In 2011 and 2012, Partington who was with MERT – the medical emergency response team – flew countless helicopter sorties to rush critically injured soldiers and civilians to hospital. “Halfway through the tour, things went horribly wrong,” she recalled. “As a paramedic you go off the back of the helicopter to retrieve the casualties and there were a couple of combat situa­tions where we were on our bellies under fire. Halfway through that our I realised I didn’t care if I sur­vived. When I got back I would get really angry, then be in tears, so I got sent to the doctors and I was diagnosed with PTSD. They medically discharged me in Sep­tember 2015.”

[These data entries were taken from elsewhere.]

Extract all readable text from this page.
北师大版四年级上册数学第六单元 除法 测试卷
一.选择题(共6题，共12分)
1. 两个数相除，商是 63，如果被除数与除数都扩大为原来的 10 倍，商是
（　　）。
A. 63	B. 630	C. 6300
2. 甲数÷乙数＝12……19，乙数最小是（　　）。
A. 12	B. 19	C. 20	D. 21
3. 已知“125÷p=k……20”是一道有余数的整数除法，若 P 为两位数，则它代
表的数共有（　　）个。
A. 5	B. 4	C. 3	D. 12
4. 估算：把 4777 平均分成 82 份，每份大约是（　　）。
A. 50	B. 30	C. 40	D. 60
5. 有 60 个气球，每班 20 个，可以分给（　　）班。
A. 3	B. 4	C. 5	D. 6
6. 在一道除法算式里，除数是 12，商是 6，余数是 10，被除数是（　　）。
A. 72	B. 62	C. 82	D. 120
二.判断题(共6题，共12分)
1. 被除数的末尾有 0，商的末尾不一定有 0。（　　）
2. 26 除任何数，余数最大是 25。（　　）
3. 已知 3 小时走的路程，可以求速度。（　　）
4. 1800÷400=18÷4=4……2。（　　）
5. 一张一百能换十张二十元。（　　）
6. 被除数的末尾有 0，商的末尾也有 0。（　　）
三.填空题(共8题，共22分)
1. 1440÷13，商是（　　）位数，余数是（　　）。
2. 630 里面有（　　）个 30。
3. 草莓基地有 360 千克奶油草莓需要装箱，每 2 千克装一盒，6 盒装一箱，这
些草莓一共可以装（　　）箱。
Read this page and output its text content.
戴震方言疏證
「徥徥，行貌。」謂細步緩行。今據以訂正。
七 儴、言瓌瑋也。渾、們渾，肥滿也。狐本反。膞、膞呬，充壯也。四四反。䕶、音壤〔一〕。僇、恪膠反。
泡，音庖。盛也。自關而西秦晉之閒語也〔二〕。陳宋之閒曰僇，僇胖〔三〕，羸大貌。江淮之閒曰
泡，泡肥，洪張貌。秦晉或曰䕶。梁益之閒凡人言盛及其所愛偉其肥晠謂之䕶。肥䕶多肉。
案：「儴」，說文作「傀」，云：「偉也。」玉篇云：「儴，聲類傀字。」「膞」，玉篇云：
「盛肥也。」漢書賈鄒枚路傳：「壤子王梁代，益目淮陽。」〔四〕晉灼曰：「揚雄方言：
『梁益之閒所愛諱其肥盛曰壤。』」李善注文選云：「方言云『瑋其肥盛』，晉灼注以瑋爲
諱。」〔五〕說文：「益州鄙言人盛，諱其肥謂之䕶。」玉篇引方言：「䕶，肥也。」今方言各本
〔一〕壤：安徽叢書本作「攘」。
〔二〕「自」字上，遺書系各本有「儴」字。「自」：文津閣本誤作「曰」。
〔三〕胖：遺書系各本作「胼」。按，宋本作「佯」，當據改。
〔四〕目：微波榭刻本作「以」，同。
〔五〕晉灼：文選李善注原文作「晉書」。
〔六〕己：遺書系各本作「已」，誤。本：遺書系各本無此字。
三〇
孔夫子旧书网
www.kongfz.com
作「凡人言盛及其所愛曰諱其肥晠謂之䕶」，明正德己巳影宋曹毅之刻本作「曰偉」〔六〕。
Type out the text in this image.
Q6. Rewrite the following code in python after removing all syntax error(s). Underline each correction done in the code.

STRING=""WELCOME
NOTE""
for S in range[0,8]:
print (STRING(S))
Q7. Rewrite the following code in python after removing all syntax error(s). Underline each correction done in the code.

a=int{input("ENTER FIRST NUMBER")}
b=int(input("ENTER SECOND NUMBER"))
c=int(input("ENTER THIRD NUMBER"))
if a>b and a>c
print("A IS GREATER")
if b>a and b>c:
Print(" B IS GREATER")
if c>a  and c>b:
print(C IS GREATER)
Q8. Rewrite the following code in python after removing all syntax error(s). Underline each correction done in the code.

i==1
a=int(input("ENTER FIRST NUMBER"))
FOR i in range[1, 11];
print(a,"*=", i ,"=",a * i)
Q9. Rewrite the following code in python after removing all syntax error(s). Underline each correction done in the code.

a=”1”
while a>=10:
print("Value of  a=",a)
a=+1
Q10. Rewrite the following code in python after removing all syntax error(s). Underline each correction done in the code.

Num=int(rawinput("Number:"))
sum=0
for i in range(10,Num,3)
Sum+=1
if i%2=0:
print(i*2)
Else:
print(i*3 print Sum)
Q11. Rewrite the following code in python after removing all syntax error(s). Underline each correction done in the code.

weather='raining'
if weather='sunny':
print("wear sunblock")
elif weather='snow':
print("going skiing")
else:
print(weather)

Later, Partington tried working as a civilian paramedic but found her combat experiences were in­compatible with her new role. “When you’ve seen kids with their legs blown off and you’ve got somebody in front of you who’s phoned for an ambulance be­cause they’ve dislocated their fin­ger… I told them what I thought! Which was not good.”
It led her to set up her own company, Mentis Training & Con­sultancy, using leadership and communication skills she learned in the RAF to help people suffer­ing from mental health issues.

“We provide training and one-to-one mediation for people who want to stay in work who are struggling, or those who are off sick but want to come back,” Par­tington said. “I’ll never be a mil­lionaire because I tend to give most courses away for free.” She signed up with RE:ACT, a network of veterans who volun­teer as crisis responders and are usually sent to disaster zones. This year, they helped with the pan­demic efforts.
“They’ve had servicepeople giving coronavirus tests in care homes, helping to build the Night­ingale Hospitals, packing and de­livering PPE and working in the mortuaries when the influx of bodies became too great,” Parting­ton said.

Richard Sharp, CEO of RE:ACT, said, “When we launched our re­sponse to Covid-19 over 80 days ago, we put the call out for veter­ans to volunteer with RE:ACT be­cause we knew they represented a highly-trained, agile, resilient and untapped resource that were ready to serve and do whatever they could. Veterans like Michelle epitomise the humility and self­less commitment of our volun­teers and they have enabled our small charity to proudly play a major part in the UK’s efforts to defeat Covid-19.”

Partington said, “It’s been a dif­ficult year but when it hits the fan, you realise how much you can do, both on your own and together as a group. And I think now, as we go back to work, there’ll be that new way of working. You’ll find that, actually, anything is possible.”

“Those who have served in the armed forces have devel­oped a vast array of skills during their career, meaning they can play a huge part now in our national effort to tackle coronavirus. We have seen many veterans making a fantastic contribution during the pandemic, through helping out the vulnerable in their local communities, to running mobile testing sites national­ly. We cannot thank them enough for their efforts.”
– Johnny Mercer, Minister for Defence People and Veterans

Operation RE:ACT has:

  • Provided mortuary care for over 2,500 deceased patients
  • Installed over 1,000 hospital beds
  • Distributed over 5m PPE items
  • Supported/deliv­ered over 1.5m meals
  • Conducted over 4,000 wellbeing and safety checks for isolated/vulnerable people
  • Supported a total of 62 hospitals
  • Recruited nearly 6,000 new veteran volunteers
  • Completed more than 55 tasks in collab­oration with the NHS, local authorities, or other charities/ organisations.